私たちの取り組む課題
きこえない・きこえにくい赤ちゃんを授かった親御さんにとって、「どう伝え合い、心を通わせればよいのか」は大きな不安です。
しかし、「聴覚活用も手話獲得も大切にしたい」と願う家族が、子どもの発達に応じた支援を受けられる場は十分ではありません。
乳幼児期は言語獲得の土台を築く重要な時期であり、この時期に適切なコミュニケーション環境が不足すると、親子関係や子どもの心理発達にも影響を及ぼします。
私たちは、ろう・難聴児と家族が豊かな手話環境に出会える機会の不足や、保護者の孤立を大きな課題と捉えています。
なぜこの課題に取り組むか
私たちはこれまでの実践研究を通して、手話言語の獲得が聴覚活用による日本語習得を妨げないことを明らかにしてきました。
日本手話という「目で見てわかる言語」を獲得することで、子どもたちは安心して世界を理解し、思考力や学習能力を育むことができます。
私たちは、「手話か聴覚活用か」という二者択一ではなく、両方を支援の柱として大切にしています。

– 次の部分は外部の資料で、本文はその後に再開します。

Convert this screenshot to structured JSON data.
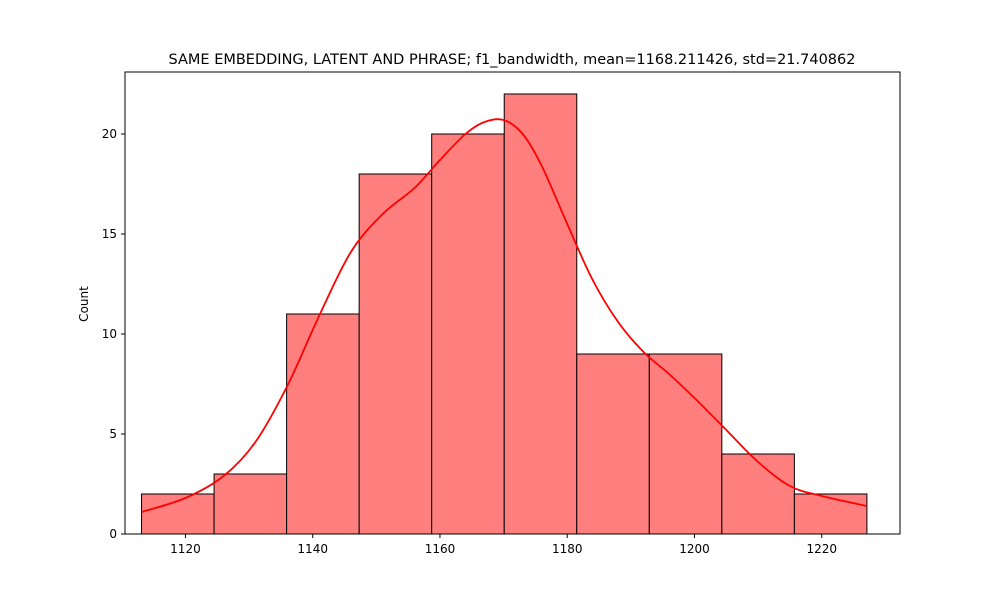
{
  "chart_data": {
    "type": "bar",
    "title": "SAME EMBEDDING, LATENT AND PHRASE; f1_bandwidth, mean=1168.211426, std=21.740862",
    "xlabel": "",
    "ylabel": "Count",
    "xlim": [
      1110.5,
      1232.3
    ],
    "ylim": [
      0,
      23.1
    ],
    "x_ticks": [
      1120,
      1140,
      1160,
      1180,
      1200,
      1220
    ],
    "y_ticks": [
      0,
      5,
      10,
      15,
      20
    ],
    "bin_edges": [
      1113.1,
      1124.5,
      1135.9,
      1147.3,
      1158.7,
      1170.1,
      1181.5,
      1192.9,
      1204.3,
      1215.7,
      1227.1
    ],
    "counts": [
      2,
      3,
      11,
      18,
      20,
      22,
      9,
      9,
      4,
      2
    ],
    "kde": {
      "x": [
        1113.1,
        1120.0,
        1126.0,
        1131.0,
        1136.0,
        1141.0,
        1146.0,
        1151.0,
        1156.0,
        1160.0,
        1164.0,
        1167.0,
        1170.0,
        1173.0,
        1176.0,
        1180.0,
        1184.0,
        1188.0,
        1192.0,
        1196.0,
        1200.0,
        1205.0,
        1210.0,
        1215.0,
        1220.0,
        1227.1
      ],
      "y": [
        1.1,
        1.8,
        2.9,
        4.6,
        7.4,
        10.9,
        14.1,
        16.0,
        17.3,
        18.7,
        20.0,
        20.6,
        20.7,
        20.0,
        18.4,
        15.5,
        12.7,
        10.6,
        9.1,
        8.0,
        6.8,
        5.2,
        3.6,
        2.4,
        1.9,
        1.4
      ]
    },
    "grid": false,
    "legend": "none",
    "colors": {
      "bar_fill": "#ff7f7f",
      "bar_edge": "#000000",
      "kde_line": "#ff0000"
    }
  }
}
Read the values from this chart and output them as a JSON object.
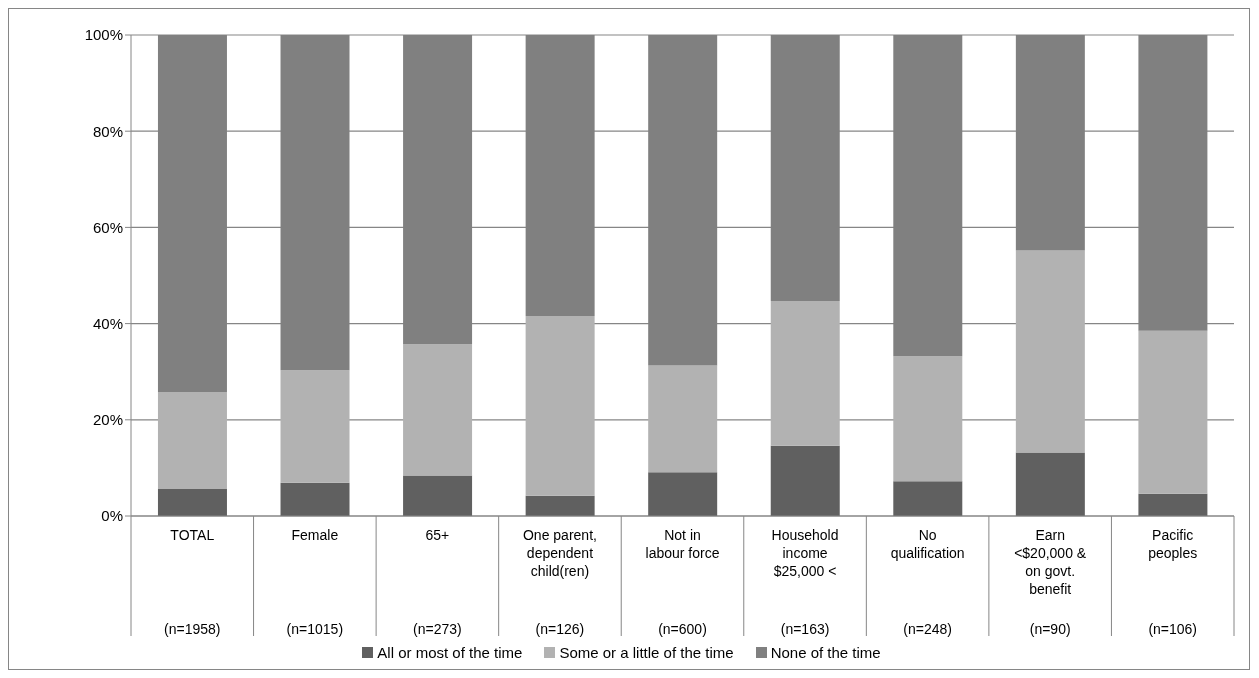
{
  "chart_data": {
    "type": "bar",
    "stacked": true,
    "categories": [
      "TOTAL\n(n=1958)",
      "Female\n(n=1015)",
      "65+\n(n=273)",
      "One parent,\ndependent\nchild(ren)\n(n=126)",
      "Not in\nlabour force\n(n=600)",
      "Household\nincome\n$25,000 <\n(n=163)",
      "No\nqualification\n(n=248)",
      "Earn\n<$20,000 &\non govt.\nbenefit\n(n=90)",
      "Pacific\npeoples\n(n=106)"
    ],
    "series": [
      {
        "name": "All or most of the time",
        "color": "#606060",
        "values": [
          5.6,
          6.9,
          8.4,
          4.2,
          9.1,
          14.6,
          7.2,
          13.2,
          4.6
        ]
      },
      {
        "name": "Some or a little of the time",
        "color": "#b2b2b2",
        "values": [
          20.2,
          23.4,
          27.3,
          37.4,
          22.2,
          30.1,
          26.0,
          42.0,
          33.9
        ]
      },
      {
        "name": "None of the time",
        "color": "#808080",
        "values": [
          74.2,
          69.7,
          64.3,
          58.4,
          68.7,
          55.3,
          66.8,
          44.8,
          61.5
        ]
      }
    ],
    "ylim": [
      0,
      100
    ],
    "yticks": [
      {
        "value": 0,
        "label": "0%"
      },
      {
        "value": 20,
        "label": "20%"
      },
      {
        "value": 40,
        "label": "40%"
      },
      {
        "value": 60,
        "label": "60%"
      },
      {
        "value": 80,
        "label": "80%"
      },
      {
        "value": 100,
        "label": "100%"
      }
    ],
    "grid": "y",
    "legend": "bottom"
  }
}
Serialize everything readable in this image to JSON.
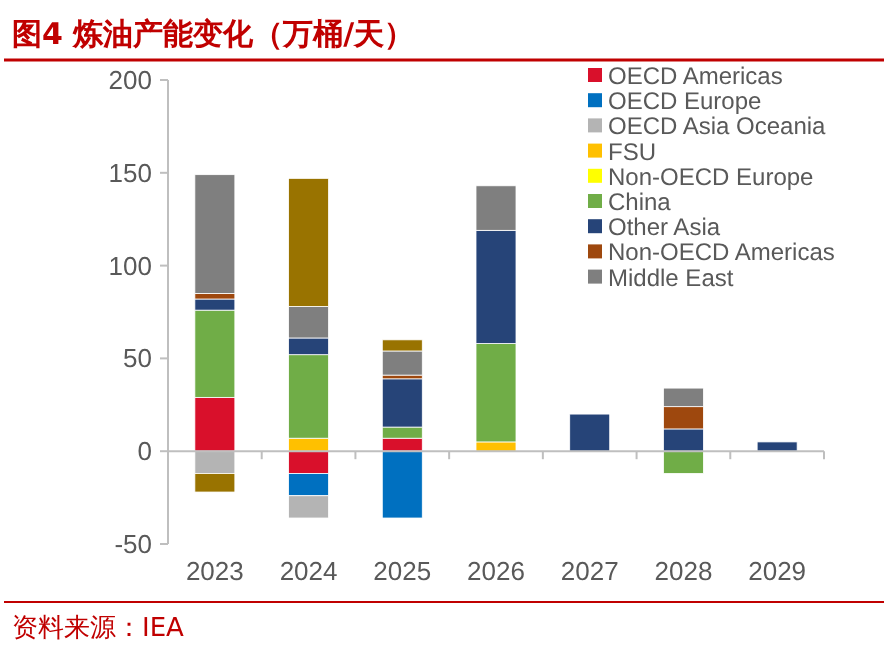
{
  "chart_data": {
    "type": "bar",
    "stacked": true,
    "title": "图4  炼油产能变化（万桶/天）",
    "categories": [
      "2023",
      "2024",
      "2025",
      "2026",
      "2027",
      "2028",
      "2029"
    ],
    "series": [
      {
        "name": "OECD Americas",
        "color": "#d9102b",
        "values": [
          29,
          -12,
          7,
          null,
          null,
          null,
          null
        ]
      },
      {
        "name": "OECD Europe",
        "color": "#0070c0",
        "values": [
          null,
          -12,
          -36,
          null,
          null,
          null,
          null
        ]
      },
      {
        "name": "OECD Asia Oceania",
        "color": "#b4b4b4",
        "values": [
          -12,
          -12,
          null,
          null,
          null,
          null,
          null
        ]
      },
      {
        "name": "FSU",
        "color": "#ffc000",
        "values": [
          null,
          7,
          null,
          5,
          null,
          null,
          null
        ]
      },
      {
        "name": "Non-OECD Europe",
        "color": "#ffff00",
        "values": [
          null,
          null,
          null,
          null,
          null,
          null,
          null
        ]
      },
      {
        "name": "China",
        "color": "#70ad47",
        "values": [
          47,
          45,
          6,
          53,
          null,
          -12,
          null
        ]
      },
      {
        "name": "Other Asia",
        "color": "#264478",
        "values": [
          6,
          9,
          26,
          61,
          20,
          12,
          5
        ]
      },
      {
        "name": "Non-OECD Americas",
        "color": "#9e480e",
        "values": [
          3,
          null,
          2,
          null,
          null,
          12,
          null
        ]
      },
      {
        "name": "Middle East",
        "color": "#7f7f7f",
        "values": [
          64,
          17,
          13,
          24,
          null,
          10,
          null
        ]
      },
      {
        "color": "#997300",
        "values": [
          -10,
          69,
          6,
          null,
          null,
          null,
          null
        ]
      }
    ],
    "ylim": [
      -50,
      200
    ],
    "yticks": [
      -50,
      0,
      50,
      100,
      150,
      200
    ],
    "legend": "top right",
    "annotations": [
      "资料来源：IEA"
    ]
  }
}
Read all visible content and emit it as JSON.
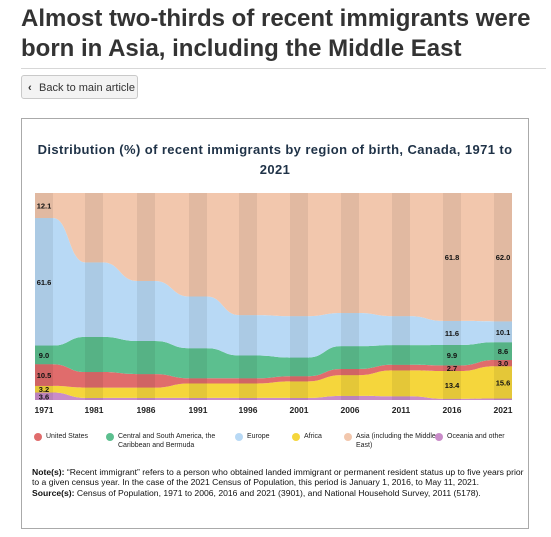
{
  "page": {
    "title": "Almost two-thirds of recent immigrants were born in Asia, including the Middle East",
    "back_button": "Back to main article"
  },
  "chart_data": {
    "type": "area",
    "title": "Distribution (%) of recent immigrants by region of birth, Canada, 1971 to 2021",
    "categories": [
      "1971",
      "1981",
      "1986",
      "1991",
      "1996",
      "2001",
      "2006",
      "2011",
      "2016",
      "2021"
    ],
    "ylim": [
      0,
      100
    ],
    "stacked": true,
    "series": [
      {
        "name": "United States",
        "color": "#e06c6c",
        "values": [
          10.5,
          7.5,
          6.5,
          2.5,
          2.5,
          2.5,
          3.0,
          2.7,
          2.7,
          3.0
        ]
      },
      {
        "name": "Central and South America, the Caribbean and Bermuda",
        "color": "#5cbf8f",
        "values": [
          9.0,
          17.0,
          16.0,
          14.5,
          11.0,
          9.0,
          11.0,
          9.5,
          9.9,
          8.6
        ]
      },
      {
        "name": "Europe",
        "color": "#b8d9f5",
        "values": [
          61.6,
          36.0,
          29.0,
          25.0,
          19.5,
          20.0,
          16.0,
          14.0,
          11.6,
          10.1
        ]
      },
      {
        "name": "Africa",
        "color": "#f5d63c",
        "values": [
          3.2,
          5.0,
          5.0,
          7.0,
          7.0,
          8.0,
          10.0,
          12.5,
          13.4,
          15.6
        ]
      },
      {
        "name": "Asia (including the Middle East)",
        "color": "#f2c7ad",
        "values": [
          12.1,
          33.5,
          42.5,
          50.0,
          59.0,
          59.5,
          58.0,
          59.5,
          61.8,
          62.0
        ]
      },
      {
        "name": "Oceania and other",
        "color": "#c98cc9",
        "values": [
          3.6,
          1.0,
          1.0,
          1.0,
          1.0,
          1.0,
          2.0,
          1.8,
          0.6,
          0.7
        ]
      }
    ],
    "data_labels": [
      {
        "text": "61.6",
        "category": "1971",
        "series": "Europe"
      },
      {
        "text": "12.1",
        "category": "1971",
        "series": "Asia (including the Middle East)"
      },
      {
        "text": "10.5",
        "category": "1971",
        "series": "United States"
      },
      {
        "text": "9.0",
        "category": "1971",
        "series": "Central and South America, the Caribbean and Bermuda"
      },
      {
        "text": "3.6",
        "category": "1971",
        "series": "Oceania and other"
      },
      {
        "text": "3.2",
        "category": "1971",
        "series": "Africa"
      },
      {
        "text": "61.8",
        "category": "2016",
        "series": "Asia (including the Middle East)"
      },
      {
        "text": "13.4",
        "category": "2016",
        "series": "Africa"
      },
      {
        "text": "11.6",
        "category": "2016",
        "series": "Europe"
      },
      {
        "text": "9.9",
        "category": "2016",
        "series": "Central and South America, the Caribbean and Bermuda"
      },
      {
        "text": "2.7",
        "category": "2016",
        "series": "United States"
      },
      {
        "text": "62.0",
        "category": "2021",
        "series": "Asia (including the Middle East)"
      },
      {
        "text": "15.6",
        "category": "2021",
        "series": "Africa"
      },
      {
        "text": "10.1",
        "category": "2021",
        "series": "Europe"
      },
      {
        "text": "8.6",
        "category": "2021",
        "series": "Central and South America, the Caribbean and Bermuda"
      },
      {
        "text": "3.0",
        "category": "2021",
        "series": "United States"
      }
    ],
    "legend": [
      {
        "label": "United States",
        "color": "#e06c6c"
      },
      {
        "label": "Central and South America, the Caribbean and Bermuda",
        "color": "#5cbf8f"
      },
      {
        "label": "Europe",
        "color": "#b8d9f5"
      },
      {
        "label": "Africa",
        "color": "#f5d63c"
      },
      {
        "label": "Asia (including the Middle East)",
        "color": "#f2c7ad"
      },
      {
        "label": "Oceania and other",
        "color": "#c98cc9"
      }
    ],
    "legend_position": "bottom",
    "grid": false
  },
  "notes": {
    "note_label": "Note(s):",
    "note_text": "“Recent immigrant” refers to a person who obtained landed immigrant or permanent resident status up to five years prior to a given census year. In the case of the 2021 Census of Population, this period is January 1, 2016, to May 11, 2021.",
    "source_label": "Source(s):",
    "source_text": "Census of Population, 1971 to 2006, 2016 and 2021 (3901), and National Household Survey, 2011 (5178)."
  }
}
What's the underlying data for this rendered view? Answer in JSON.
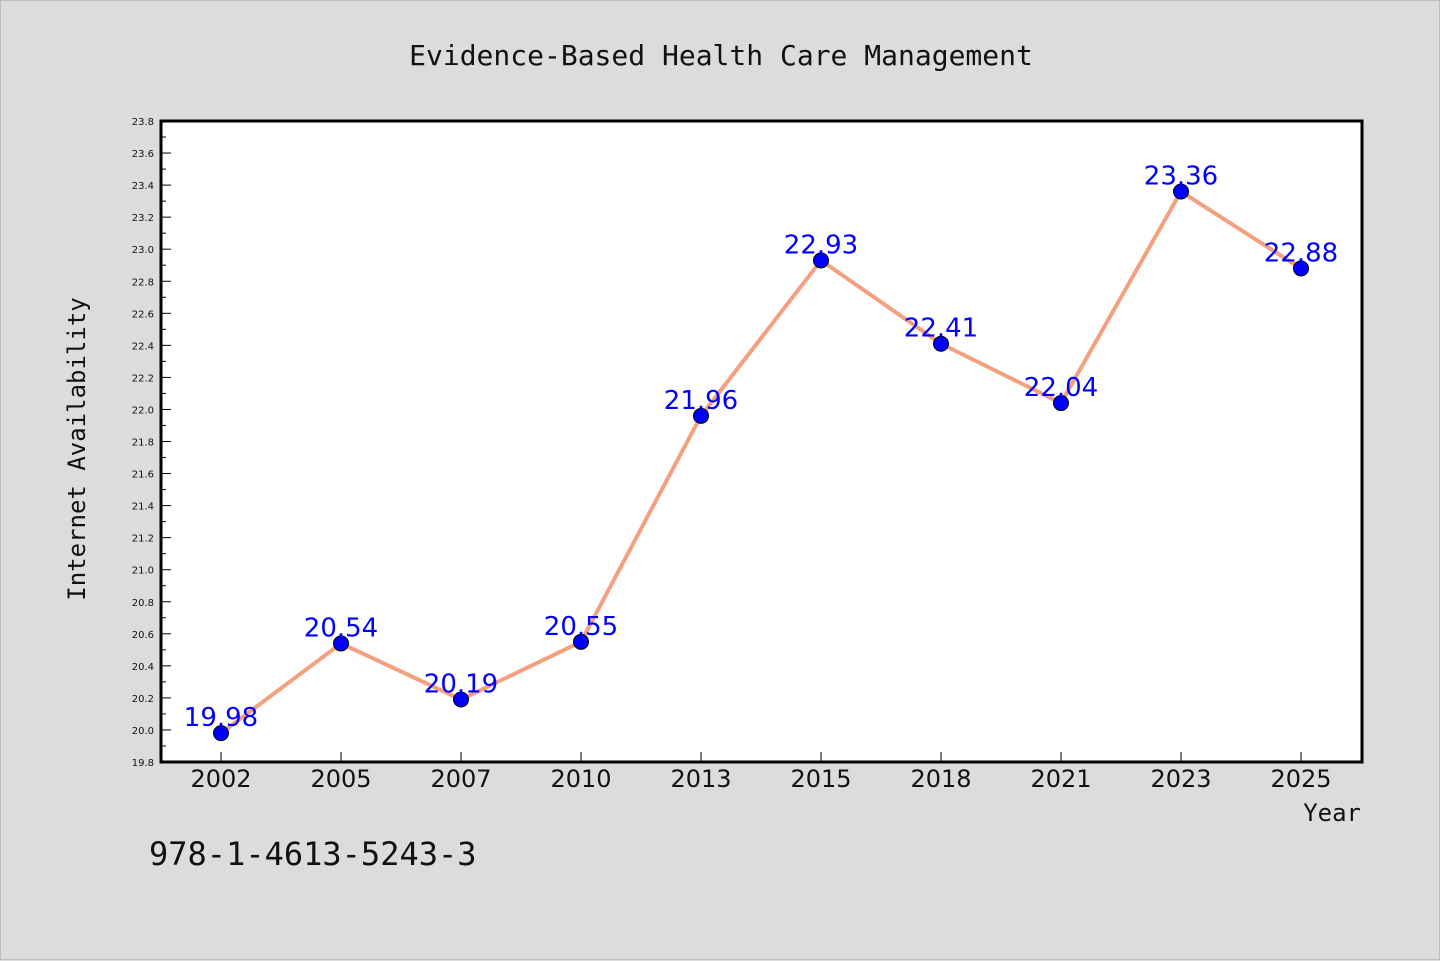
{
  "chart_data": {
    "type": "line",
    "title": "Evidence-Based Health Care Management",
    "xlabel": "Year",
    "ylabel": "Internet Availability",
    "categories": [
      "2002",
      "2005",
      "2007",
      "2010",
      "2013",
      "2015",
      "2018",
      "2021",
      "2023",
      "2025"
    ],
    "series": [
      {
        "values": [
          19.98,
          20.54,
          20.19,
          20.55,
          21.96,
          22.93,
          22.41,
          22.04,
          23.36,
          22.88
        ],
        "data_labels": [
          "19.98",
          "20.54",
          "20.19",
          "20.55",
          "21.96",
          "22.93",
          "22.41",
          "22.04",
          "23.36",
          "22.88"
        ]
      }
    ],
    "ylim": [
      19.8,
      23.8
    ],
    "yticks": [
      "19.8",
      "20.0",
      "20.2",
      "20.4",
      "20.6",
      "20.8",
      "21.0",
      "21.2",
      "21.4",
      "21.6",
      "21.8",
      "22.0",
      "22.2",
      "22.4",
      "22.6",
      "22.8",
      "23.0",
      "23.2",
      "23.4",
      "23.6",
      "23.8"
    ],
    "grid": false,
    "legend": "none",
    "colors": {
      "line": "#f4a07f",
      "marker": "#0000ff",
      "data_label": "#0000ff",
      "plot_background": "#ffffff",
      "figure_background": "#dcdcdc"
    }
  },
  "footer": {
    "isbn": "978-1-4613-5243-3"
  }
}
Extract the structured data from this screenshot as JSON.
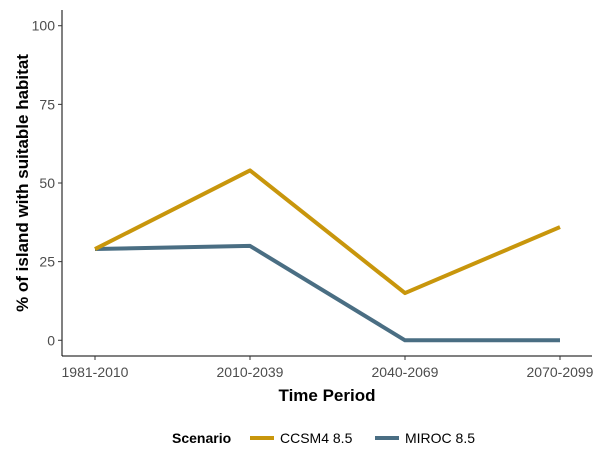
{
  "chart_data": {
    "type": "line",
    "categories": [
      "1981-2010",
      "2010-2039",
      "2040-2069",
      "2070-2099"
    ],
    "series": [
      {
        "name": "CCSM4 8.5",
        "values": [
          29,
          54,
          15,
          36
        ],
        "color": "#C8960C"
      },
      {
        "name": "MIROC 8.5",
        "values": [
          29,
          30,
          0,
          0
        ],
        "color": "#4A6E83"
      }
    ],
    "xlabel": "Time Period",
    "ylabel": "% of island with suitable habitat",
    "ylim": [
      -5,
      105
    ],
    "yticks": [
      0,
      25,
      50,
      75,
      100
    ],
    "grid": false,
    "legend": {
      "title": "Scenario",
      "placement": "bottom"
    }
  }
}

また、保護者の手話習得支援や交流の場づくりを通して、親子の愛着形成と、子どもたちが自信をもって社会へ踏み出す力を育みたいと考えています。
支援金の使い道
いただいたご寄付は、子どもたちが日本手話のあふれる環境で安心して学び、自分を表現できる支援活動の場「こめっこ」の運営に活用します。
具体的には、日本手話ネイティブスタッフや心理・手話通訳の専門スタッフへの謝金、オンライン支援のシステム維持費、教材開発費などに充てられます。
また、公的支援だけでは十分に対応できない遠方家庭への個別相談や出張支援など、一人ひとりに寄り添った継続的なサポートのための大切な財源となります。